While Europeans long enjoyed espresso, the beverage was usually only found in ethnic neighborhoods in the USA, such as New York’s “Little Italy” or Boston’s “North End”. It wasn’t until the late 1980’s when the espresso drink movement took of in Seattle, Washington and began a trend that exploded across the continent.
Originally, espresso was based on a dark roasted coffee, in the style popular among Europeans. But some roasters who were not tied to tradition, were convinced that a dark roast masked some of the flavors that differentiate coffee beans from different regions, began experimenting with lighter roasts and different techniques of producing coffee.
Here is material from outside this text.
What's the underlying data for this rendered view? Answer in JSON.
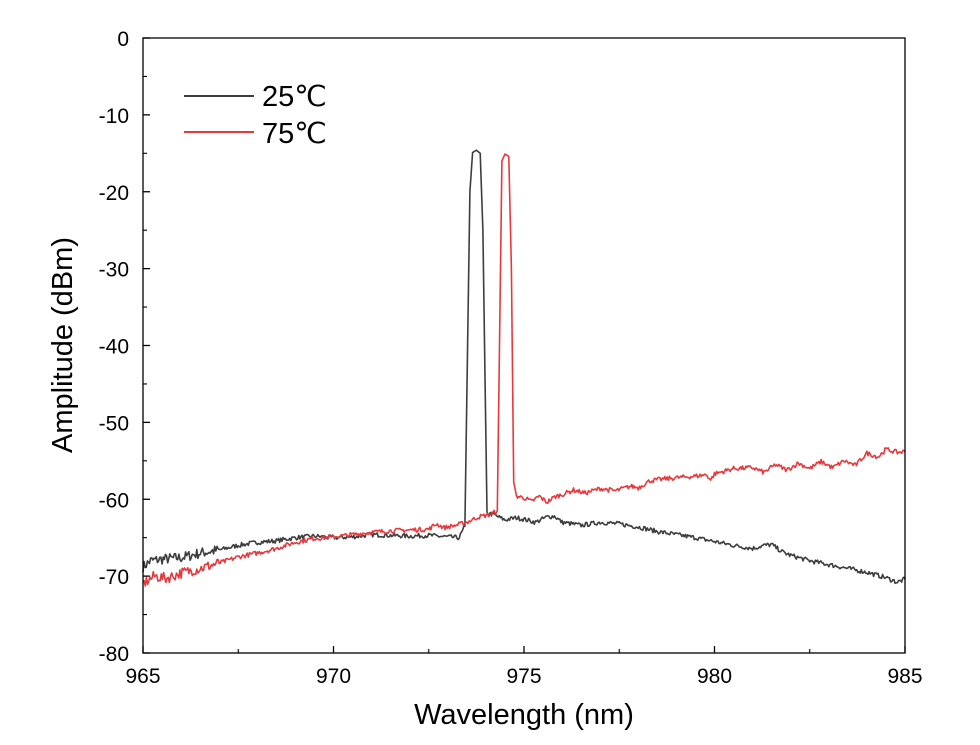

Thus was born the “Third Wave” coffee movement, replacing espresso-style roasts with select beans roasted using profiles that are arrived at through experimentation, and brewed with techniques that afford a high level of control and consistency to arrive at an optimum result.
Does this mean Third Wave coffee is better? To some, yes, but others don’t care for the sour notes and other emergent flavors that are more apparent in light roasted coffee. Ultimately, it comes down to what you enjoy, whether it’s the familiar taste and smell you grew up with, the heavy, smokey flavors of Italy, or the distinctive wine-like character of the Third Wave approach. Drink what you like, and to each one’s own.